На этом моменте рассказа мое сердце пропустило удар и я замерла, уже догадываясь, что последует дальше.
— Ну и ломанулась эта дура за мочалкой. Поскользнулась, воды ж налила кругом, ну и уебалась об бордюр хребтом.
— Нина! — возмутилась я.
— Что Нина? — деланно удивилась та. — Я те истину глаголю! Ну и вот, навернулась она, значит. Кровищи кругом было, задолбешься оттирать. Только теперь, говорят, там ее призрак ходит, моется и мочалку просит.
— А если не давать? — спросила я, мучимая пугающими подозрениями.
— А ежели ей мочалку не дать… — Нинка выдержала театральную паузу, -…то она душу твою сожрет. Со смаком. Хрум-хрум-хрум…
Именно этот момент выбрал огромный шкаф в комнате, чтобы щелкнуть в полной тишине. Я подпрыгнула, едва не навернувшись с постели, но банную сумочку все ж уронила. С грохотом раскатилось все ее содержимое по полу. Я тут же кинулась все подбирать.
— Девки-и, — угрожающе рыкнула третья соседка, приподнимаясь над подушкой. — Я вас реально уебу чем-нибудь тяжелым, если вы сию же минуту свои хлебальники не закроете.
— Спи уж, Надюха, — раздраженно бросила Нинка.
— Я предупредила, — мрачно буркнули из-под одеяла.
— Предупредила она, — передразнила ее Нинка. В ответ ей из темноты прилетел тапок, прямехонько в висок.
— Твое счастье, что у меня утюга под рукой нет, — со смешком поведала Надя. — Спать давайте, хорош байки травить, Нинка, знаешь же, что всей этой херни нет и не было.
Нинка показала ей язык и снова повернулась ко мне.
— В общем, Ник, не трясись, все это хреновы слухи, и не более, — преувеличенно бодро сказала она. Я кивнула, покидав раскиданные вещи в сумку и убрав ее в ящик под кроватью.
***
Прошло много лет. Я успешно закончила учебу, вышла замуж, родила детей и постарела. Ту мочалку я уже давно забыла, но будучи еще молодой, принялась копать под это дело. Ведь я-то прекрасно знала, что мои глаза и уши меня не обманывали. Когда поиски ничего не дали, я успокоилась и с головой ушла в работу и семейную жизнь. Дети радовали, муж тоже. Идиллия.
Однажды, проснувшись поутру, я, кряхтя от пронзившей спину боли — шестой десяток, как-никак — и ворча на весь белый свет, пошла в ванную, выполнить ежедневный ритуал чистки зубов и умывания одуловатого со сна лица. Взяв в руки щетку, я вдруг услышала звук чего-то упавшего.

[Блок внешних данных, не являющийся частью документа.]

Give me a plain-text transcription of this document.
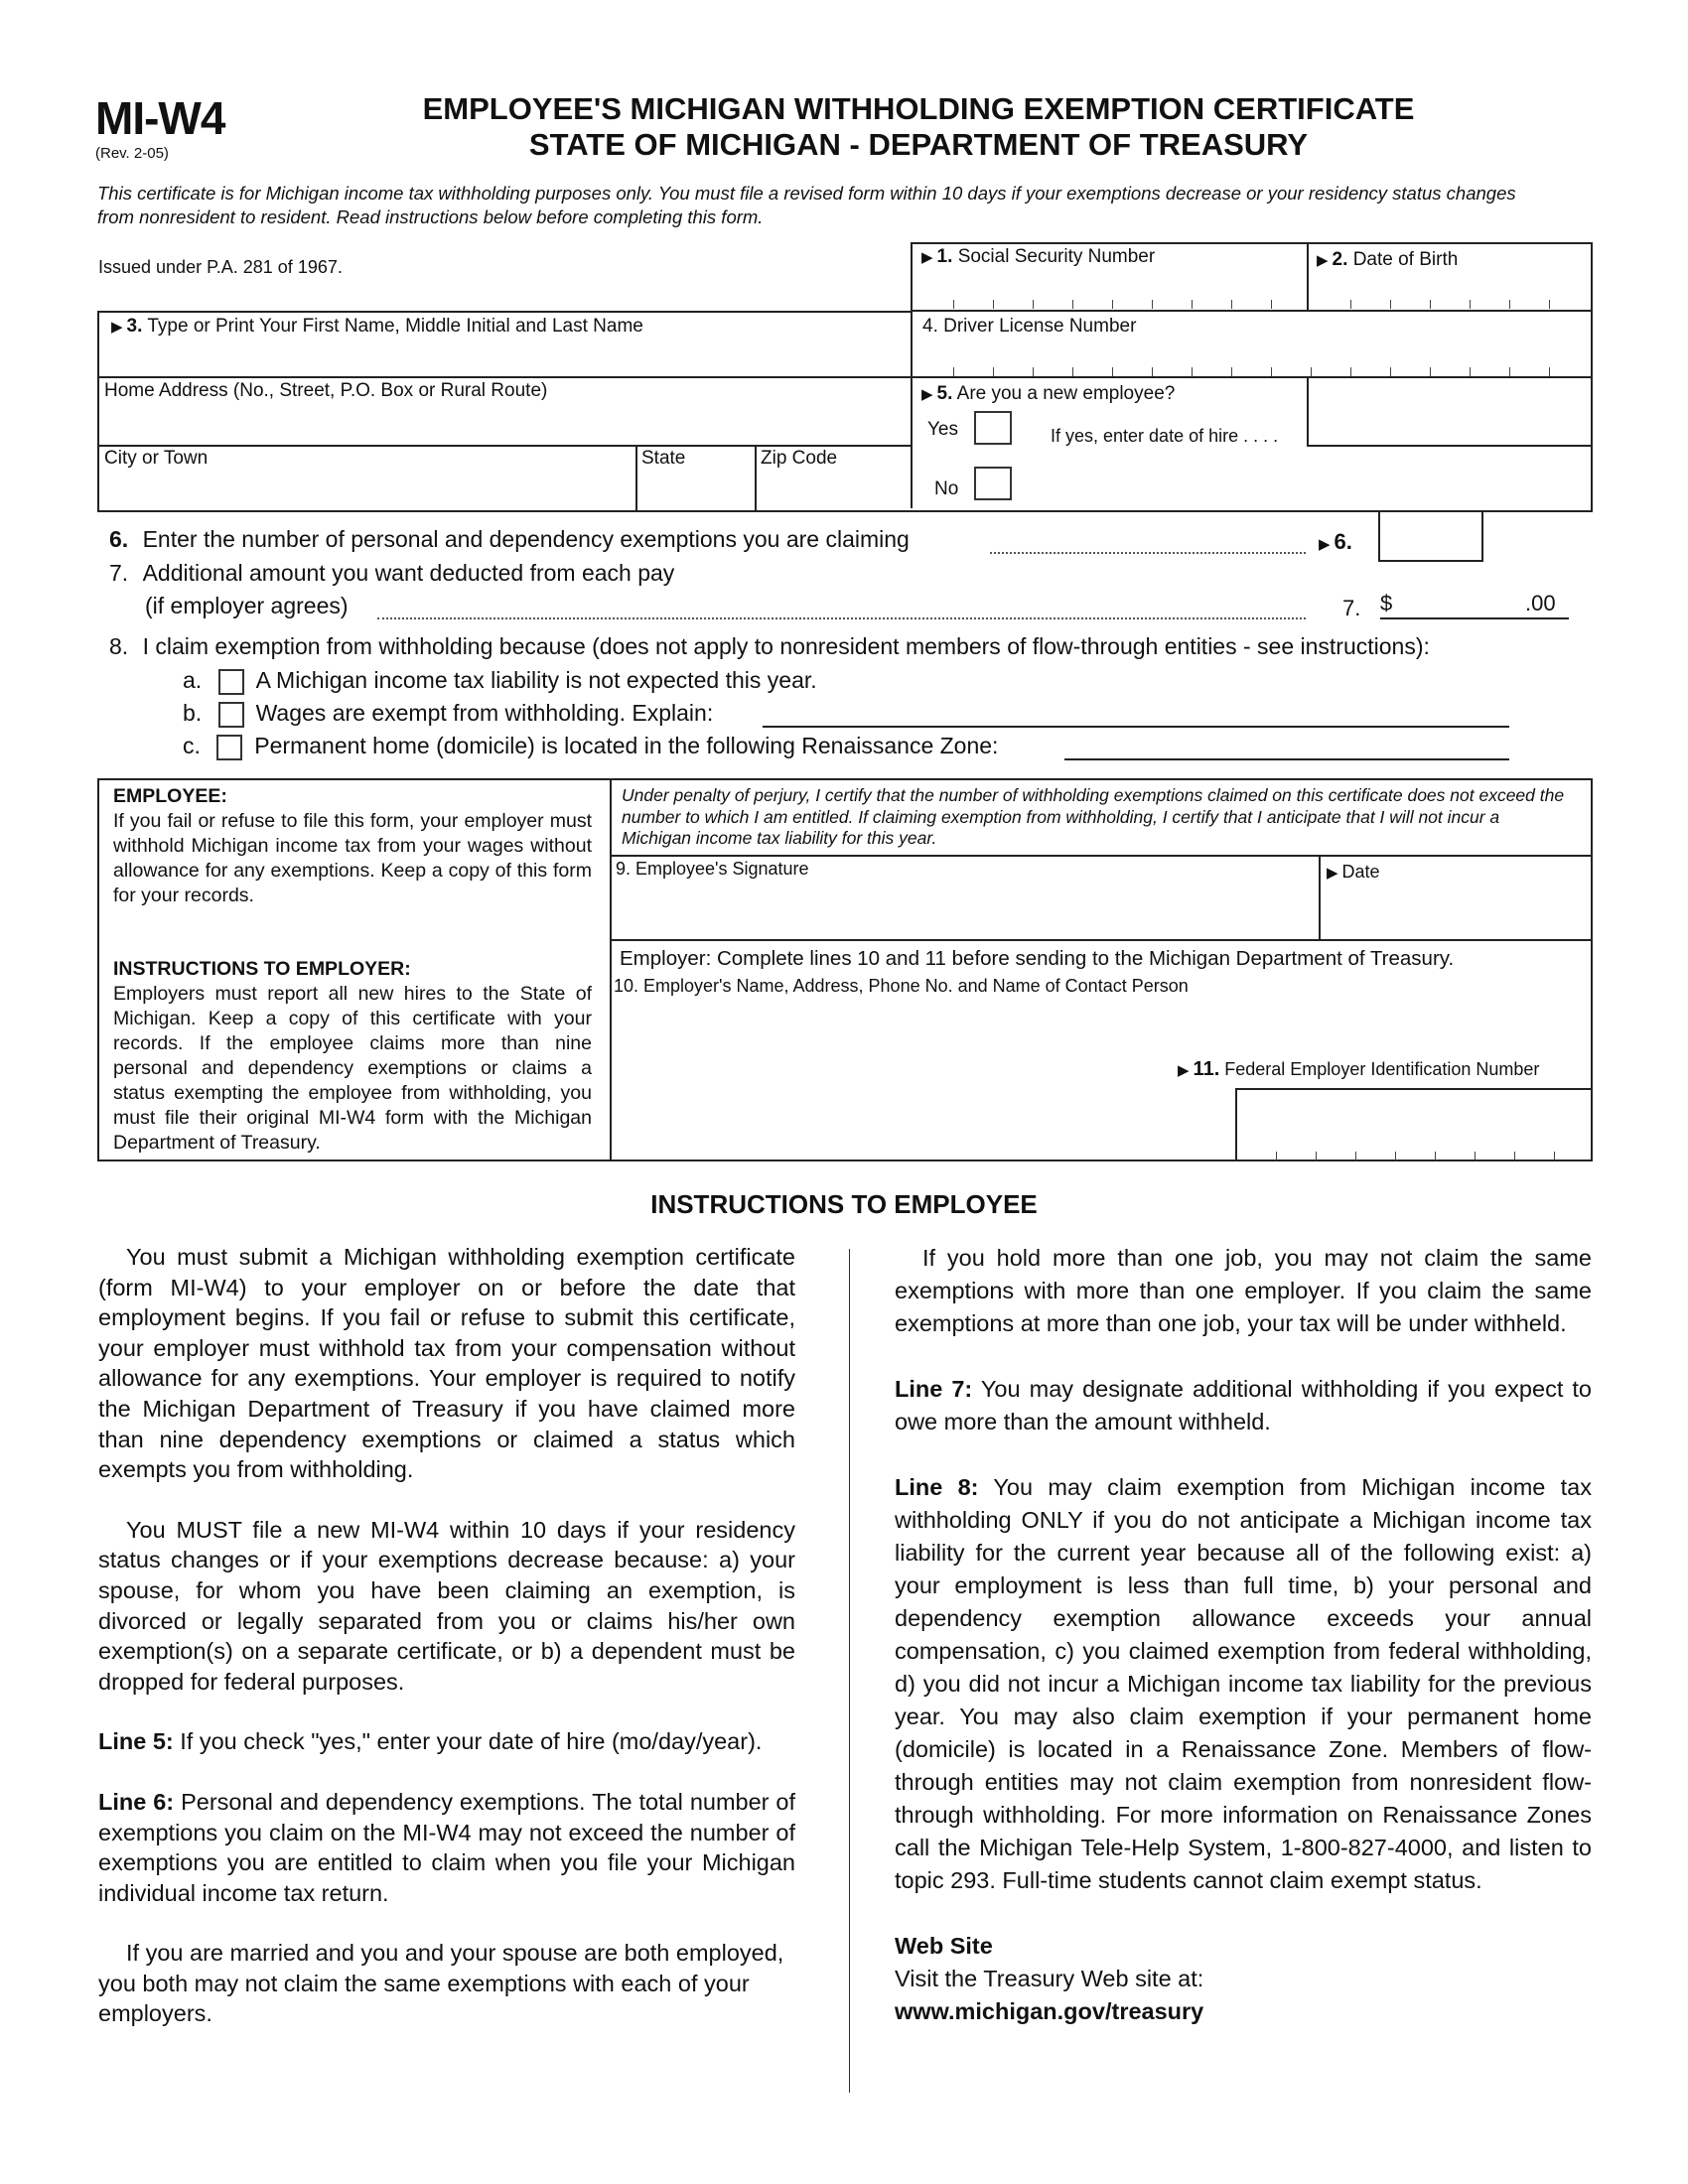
MI-W4
(Rev. 2-05)
EMPLOYEE'S MICHIGAN WITHHOLDING EXEMPTION CERTIFICATE
STATE OF MICHIGAN - DEPARTMENT OF TREASURY
This certificate is for Michigan income tax withholding purposes only. You must file a revised form within 10 days if your exemptions decrease or your residency status changes
from nonresident to resident. Read instructions below before completing this form.
Issued under P.A. 281 of 1967.	▶ 1. Social Security Number	▶ 2. Date of Birth
▶ 3. Type or Print Your First Name, Middle Initial and Last Name	4. Driver License Number
Home Address (No., Street, P.O. Box or Rural Route)	▶ 5. Are you a new employee?
Yes	If yes, enter date of hire . . . .
No
City or Town	State	Zip Code
6. Enter the number of personal and dependency exemptions you are claiming	▶ 6.
7. Additional amount you want deducted from each pay
(if employer agrees)	7. $	.00
8. I claim exemption from withholding because (does not apply to nonresident members of flow-through entities - see instructions):
a. A Michigan income tax liability is not expected this year.
b. Wages are exempt from withholding. Explain:
c. Permanent home (domicile) is located in the following Renaissance Zone:
EMPLOYEE:
If you fail or refuse to file this form, your employer must withhold Michigan income tax from your wages without allowance for any exemptions. Keep a copy of this form for your records.
INSTRUCTIONS TO EMPLOYER:
Employers must report all new hires to the State of Michigan. Keep a copy of this certificate with your records. If the employee claims more than nine personal and dependency exemptions or claims a status exempting the employee from withholding, you must file their original MI-W4 form with the Michigan Department of Treasury.
Under penalty of perjury, I certify that the number of withholding exemptions claimed on this certificate does not exceed the number to which I am entitled. If claiming exemption from withholding, I certify that I anticipate that I will not incur a Michigan income tax liability for this year.
9. Employee's Signature	▶ Date
Employer: Complete lines 10 and 11 before sending to the Michigan Department of Treasury.
10. Employer's Name, Address, Phone No. and Name of Contact Person
▶ 11. Federal Employer Identification Number
INSTRUCTIONS TO EMPLOYEE
You must submit a Michigan withholding exemption certificate (form MI-W4) to your employer on or before the date that employment begins. If you fail or refuse to submit this certificate, your employer must withhold tax from your compensation without allowance for any exemptions. Your employer is required to notify the Michigan Department of Treasury if you have claimed more than nine dependency exemptions or claimed a status which exempts you from withholding.
You MUST file a new MI-W4 within 10 days if your residency status changes or if your exemptions decrease because: a) your spouse, for whom you have been claiming an exemption, is divorced or legally separated from you or claims his/her own exemption(s) on a separate certificate, or b) a dependent must be dropped for federal purposes.
Line 5: If you check "yes," enter your date of hire (mo/day/year).
Line 6: Personal and dependency exemptions. The total number of exemptions you claim on the MI-W4 may not exceed the number of exemptions you are entitled to claim when you file your Michigan individual income tax return.
If you are married and you and your spouse are both employed, you both may not claim the same exemptions with each of your employers.
If you hold more than one job, you may not claim the same exemptions with more than one employer. If you claim the same exemptions at more than one job, your tax will be under withheld.
Line 7: You may designate additional withholding if you expect to owe more than the amount withheld.
Line 8: You may claim exemption from Michigan income tax withholding ONLY if you do not anticipate a Michigan income tax liability for the current year because all of the following exist: a) your employment is less than full time, b) your personal and dependency exemption allowance exceeds your annual compensation, c) you claimed exemption from federal withholding, d) you did not incur a Michigan income tax liability for the previous year. You may also claim exemption if your permanent home (domicile) is located in a Renaissance Zone. Members of flow-through entities may not claim exemption from nonresident flow-through withholding. For more information on Renaissance Zones call the Michigan Tele-Help System, 1-800-827-4000, and listen to topic 293. Full-time students cannot claim exempt status.
Web Site
Visit the Treasury Web site at:
www.michigan.gov/treasury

— Неужели эта чертова картина снова грохнулась? — по-старчески забрюзжала я, выходя из ванной и направляясь в коридор. Картина, подаренная детьми на день рождения, действительно упала. Фиговый у нее был крючок, маленький, не подходящий под здоровенный гвоздь, который вбил муж. Вот и падала постоянно эта окаянная картина. Посмотрев на нее и покачав головой, я решила, что лучше уж дождусь мужа, все же мужские руки, куда мне с моим радикулитом?..

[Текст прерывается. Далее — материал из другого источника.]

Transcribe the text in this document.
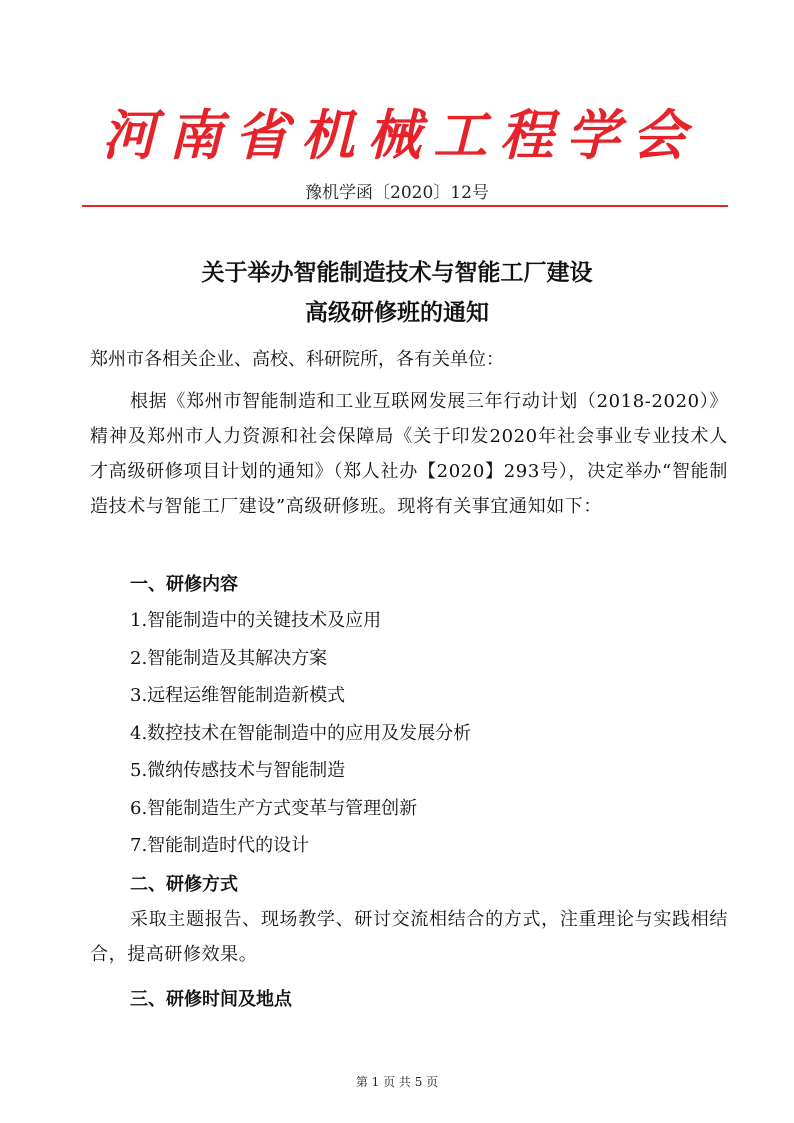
河 南 省 机 械 工 程 学 会
豫机学函〔2020〕12号
关于举办智能制造技术与智能工厂建设
高级研修班的通知
郑州市各相关企业、高校、科研院所，各有关单位：
根据《郑州市智能制造和工业互联网发展三年行动计划（2018-2020）》精神及郑州市人力资源和社会保障局《关于印发2020年社会事业专业技术人才高级研修项目计划的通知》（郑人社办【2020】293号），决定举办“智能制造技术与智能工厂建设”高级研修班。现将有关事宜通知如下：
一、研修内容
1.智能制造中的关键技术及应用
2.智能制造及其解决方案
3.远程运维智能制造新模式
4.数控技术在智能制造中的应用及发展分析
5.微纳传感技术与智能制造
6.智能制造生产方式变革与管理创新
7.智能制造时代的设计
二、研修方式
采取主题报告、现场教学、研讨交流相结合的方式，注重理论与实践相结合，提高研修效果。
三、研修时间及地点
第 1 页 共 5 页
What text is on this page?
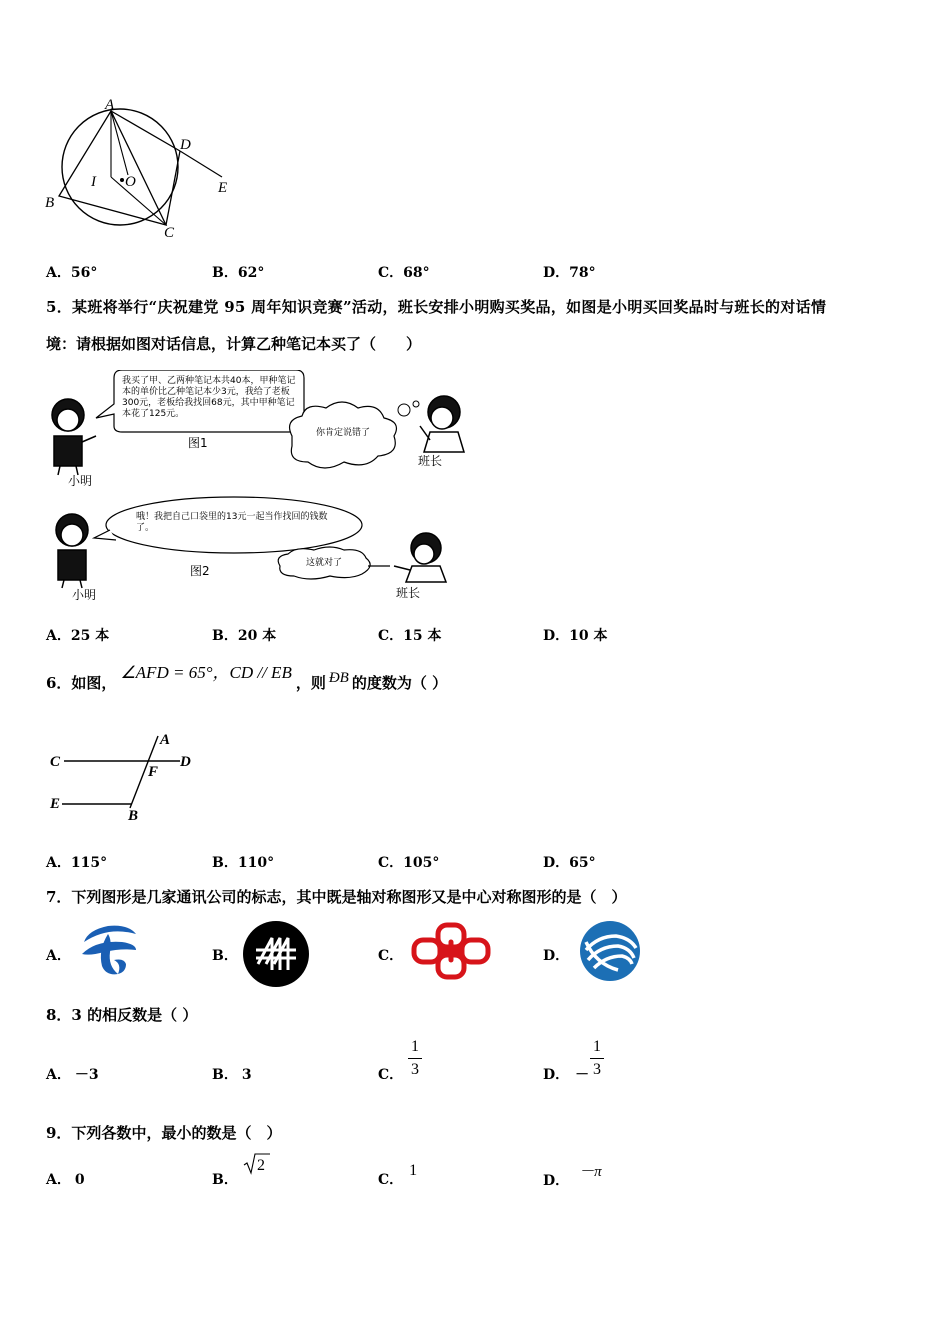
A
B
C
D
E
I O
A．56°	B．62°	C．68°	D．78°
5．某班将举行“庆祝建党 95 周年知识竞赛”活动，班长安排小明购买奖品，如图是小明买回奖品时与班长的对话情
境：请根据如图对话信息，计算乙种笔记本买了（　　）
我买了甲、乙两种笔记本共40本，甲种笔记本的单价比乙种笔记本少3元，我给了老板300元，老板给我找回68元，其中甲种笔记本花了125元。
你肯定说错了
哦！我把自己口袋里的13元一起当作找回的钱数了。
这就对了
图1
图2
小明
班长
小明	班长
A．25 本	B．20 本	C．15 本	D．10 本
6．如图，∠AFD = 65°，CD // EB，则 ÐB 的度数为（ ）
A
C	D
F
E
B
A．115°	B．110°	C．105°	D．65°
7．下列图形是几家通讯公司的标志，其中既是轴对称图形又是中心对称图形的是（　）
A．	B．	C．	D．
8．3 的相反数是（ ）
A． －3	B． 3	C．
1
3	D． －
1
3
9．下列各数中，最小的数是（　）
A． 0	B．
2
C．1
D．－π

В ванной словно что-то неуловимо изменилось. Я прищурилась. Тот же веселенький розовый в цветочек кафель, кое-где облупившийся от старости, те же тазы, висящие на стене над старенькой ванной, покрытой пожелтевшей от времени эмалью, та же полка со всякими принадлежностями, та же стиральная машина… стоп. На стиралке, поверх старых газет, лежала губка. Та самая коралловая губка с жесткой рифленой белой стороной и отсутствующим кусочком с краю. Я охнула и схватилась за косяк, зубная щетка полетела на пол.
— Ника… — прошептала я.
Потом будто в оцепенении дошла до машинки и взяла губку в руки. Едва не прослезилась. Она все такая же, как тогда, когда совсем молоденькая я протягивала ее поверх стены-перегородки, разделяющей душевые кабинки. Поднесла к носу. Даже пахнет тем же гелем для душа, которым я пользовалась когда-то. Слезы все же накатили. Перед глазами мелькнул тот день и вечер, когда я познакомилась с Никой и когда я услышала историю о ее смерти. Вспомнила я и обнимающую одеяло Нинку, и бурчащую Надю, и даже чертов шкаф, имевший дурную привычку скрипеть и щелкать, когда не надо. Прижала губку, будто самую дорогую вещь в мире, к сердцу. Воспоминания молодости оставили на моих морщинистых щеках влажные дорожки.
— Спасибо, Ника…
Краем глаза я заметила прямоугольник бумажки, выделявшийся на темной газетной фотографии.
«СПАСИБО, НИКА…»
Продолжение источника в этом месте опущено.